Das Land ist mir nicht gleichgültig. Meine Freundin und ich weilten dort bei Freunden sowie ihrer Familie und bereisten es. Ich besuchte eine der beiden Angehörigenfamilien in Teheran. (Wer sich dafür interessiert: siehe Reise in den Iran.) Wir hatten uns bei vorangegangenen Veranstaltungen in Düsseldorf und in Le Vernet kennengelernt und stehen nach wie vor in Verbindung. Allerdings verunsichert mich, was ich unter den vorherrschenden politischen Verhältnissen in den entsprechenden Netzwerken schreiben kann und was nicht. Ich möchte die iranische Familie nicht kompromittieren, habe ich doch oft gehört, dass Vertreter des Mullah-Regimes mitlesen, was negative Folgen für die Betreffenden haben könnte.
Was mich ebenfalls entsetzt ist, wie mit den Verwandten der Hingerichteten umgegangen wird. Häufig werden sie nicht einmal informiert, wann die Hinrichtung stattfinden wird, sodass sie den zum Tode verurteilten Angehörigen kein letztes Mal sehen und sprechen dürfen. Zumindest soll das im Iran so üblich gewesen sein.

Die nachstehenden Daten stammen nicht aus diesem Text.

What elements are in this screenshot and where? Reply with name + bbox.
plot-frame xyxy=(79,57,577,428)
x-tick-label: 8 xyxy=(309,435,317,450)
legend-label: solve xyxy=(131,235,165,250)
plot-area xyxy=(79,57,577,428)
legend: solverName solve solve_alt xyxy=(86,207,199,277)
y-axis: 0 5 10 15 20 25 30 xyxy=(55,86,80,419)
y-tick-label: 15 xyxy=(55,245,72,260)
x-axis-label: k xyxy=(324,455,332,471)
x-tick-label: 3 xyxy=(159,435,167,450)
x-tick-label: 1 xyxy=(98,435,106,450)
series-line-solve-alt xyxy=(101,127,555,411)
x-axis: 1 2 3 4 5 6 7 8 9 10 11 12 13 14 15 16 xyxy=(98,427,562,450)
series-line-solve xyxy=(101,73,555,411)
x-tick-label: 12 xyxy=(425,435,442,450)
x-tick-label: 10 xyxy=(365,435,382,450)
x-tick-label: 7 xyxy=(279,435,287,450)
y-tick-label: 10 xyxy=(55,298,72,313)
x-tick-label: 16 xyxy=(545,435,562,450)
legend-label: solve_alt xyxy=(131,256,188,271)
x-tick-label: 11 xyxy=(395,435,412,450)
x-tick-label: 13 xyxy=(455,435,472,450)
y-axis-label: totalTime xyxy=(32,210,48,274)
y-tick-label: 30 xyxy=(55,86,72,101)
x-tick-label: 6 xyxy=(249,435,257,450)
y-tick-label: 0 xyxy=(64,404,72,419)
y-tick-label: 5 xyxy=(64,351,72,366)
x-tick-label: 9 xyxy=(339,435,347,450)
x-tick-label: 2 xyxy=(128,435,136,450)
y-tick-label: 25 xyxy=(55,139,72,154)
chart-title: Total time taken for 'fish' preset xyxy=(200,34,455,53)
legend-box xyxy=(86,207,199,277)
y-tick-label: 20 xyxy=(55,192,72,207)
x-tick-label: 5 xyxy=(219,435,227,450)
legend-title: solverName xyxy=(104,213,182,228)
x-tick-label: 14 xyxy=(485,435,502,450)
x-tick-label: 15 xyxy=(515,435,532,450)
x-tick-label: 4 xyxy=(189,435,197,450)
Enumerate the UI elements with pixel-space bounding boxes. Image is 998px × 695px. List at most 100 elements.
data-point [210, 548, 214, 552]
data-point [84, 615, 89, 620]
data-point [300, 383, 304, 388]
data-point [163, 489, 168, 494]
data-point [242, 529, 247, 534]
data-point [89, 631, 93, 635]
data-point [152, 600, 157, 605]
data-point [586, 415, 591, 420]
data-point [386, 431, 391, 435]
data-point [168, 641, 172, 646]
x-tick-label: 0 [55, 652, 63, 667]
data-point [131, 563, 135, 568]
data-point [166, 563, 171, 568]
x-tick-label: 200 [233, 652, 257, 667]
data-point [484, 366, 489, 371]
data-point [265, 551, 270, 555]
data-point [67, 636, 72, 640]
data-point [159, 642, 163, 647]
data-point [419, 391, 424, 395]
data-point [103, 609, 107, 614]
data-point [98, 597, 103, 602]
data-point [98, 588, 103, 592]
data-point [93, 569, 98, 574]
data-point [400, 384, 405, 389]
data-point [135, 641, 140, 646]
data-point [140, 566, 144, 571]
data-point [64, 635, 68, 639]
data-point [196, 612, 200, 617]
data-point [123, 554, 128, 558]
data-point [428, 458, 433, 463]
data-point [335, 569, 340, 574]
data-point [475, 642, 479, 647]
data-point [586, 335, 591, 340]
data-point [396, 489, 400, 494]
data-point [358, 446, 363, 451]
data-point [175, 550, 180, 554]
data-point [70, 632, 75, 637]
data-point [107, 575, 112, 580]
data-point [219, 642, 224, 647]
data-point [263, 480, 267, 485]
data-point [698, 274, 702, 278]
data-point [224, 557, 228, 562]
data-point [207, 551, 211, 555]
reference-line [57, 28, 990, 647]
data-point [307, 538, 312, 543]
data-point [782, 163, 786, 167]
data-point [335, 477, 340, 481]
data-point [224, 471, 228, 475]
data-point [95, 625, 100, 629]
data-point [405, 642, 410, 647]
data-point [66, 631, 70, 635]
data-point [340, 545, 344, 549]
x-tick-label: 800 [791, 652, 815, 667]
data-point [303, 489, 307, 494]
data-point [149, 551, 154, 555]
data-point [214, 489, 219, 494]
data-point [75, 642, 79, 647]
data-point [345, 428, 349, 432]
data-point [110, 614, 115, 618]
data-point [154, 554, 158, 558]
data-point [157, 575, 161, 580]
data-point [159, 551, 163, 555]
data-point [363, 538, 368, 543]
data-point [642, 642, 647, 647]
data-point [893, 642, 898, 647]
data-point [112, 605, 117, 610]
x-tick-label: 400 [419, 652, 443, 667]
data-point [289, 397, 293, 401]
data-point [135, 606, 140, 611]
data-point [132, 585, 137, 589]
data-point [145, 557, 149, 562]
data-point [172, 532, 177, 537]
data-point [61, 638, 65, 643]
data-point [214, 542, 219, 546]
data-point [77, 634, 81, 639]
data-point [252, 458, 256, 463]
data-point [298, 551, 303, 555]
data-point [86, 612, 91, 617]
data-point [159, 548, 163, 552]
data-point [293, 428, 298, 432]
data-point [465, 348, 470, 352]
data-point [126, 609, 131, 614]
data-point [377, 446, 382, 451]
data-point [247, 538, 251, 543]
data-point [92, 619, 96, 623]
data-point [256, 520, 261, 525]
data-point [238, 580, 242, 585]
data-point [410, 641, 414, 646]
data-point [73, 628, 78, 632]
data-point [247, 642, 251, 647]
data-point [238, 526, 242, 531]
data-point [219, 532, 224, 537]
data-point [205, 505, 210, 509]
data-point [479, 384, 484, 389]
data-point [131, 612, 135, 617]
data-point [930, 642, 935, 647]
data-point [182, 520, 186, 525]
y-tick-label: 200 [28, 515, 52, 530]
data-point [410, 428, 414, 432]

Es existieren Berichte, dass die Familien die Leichname ihrer Lieben nicht zurückbekommen haben. Diese wurden ohne ihre Zustimmung an unbekannten Orten schnell begraben. Für die Hinterbliebenen gibt es weder eine Trauerfeier noch die Möglichkeit, ein letztes Mal Abschied zu nehmen oder an einem Grab zu trauern. Das getötete Familienmitglied ist für immer verschwunden, wodurch der Trauerprozess stark beeinträchtigt wird. Es liegt nahe, dass diese Maßnahme der Behörden ein Versuch ist, die Zahl der Opfer zu verschleiern oder die Familien zu bestrafen.
Wenn die Leichname übergeben werden, sind oft Bedingungen daran geknüpft, wie etwa, dass die Beerdigungen nur unter strenger Überwachung und mit begrenzter Teilnehmerzahl stattfinden dürfen. Den Familien bleibt keine Möglichkeit, ein würdevolles und selbstbestimmtes Begräbnis durchzuführen. Die Bevölkerung soll dadurch eingeschüchtert werden.
Die Angst der Mullahs, dass sich aus der Trauerfeier, eine weiterere Demonstration entwickeln könnte, ist groß.
Das Leid der betroffenen Familien muss unermesslich sein. Angesichts solcher Grausamkeiten werden meine eigenen Probleme zwar nicht kleiner, aber sie treten in ein anderes Licht. Manchmal hilft es, sich die Relationen vor Augen zu führen – auch wenn es den Schmerz und die Sehnsucht nach Le Vernet nicht mindert.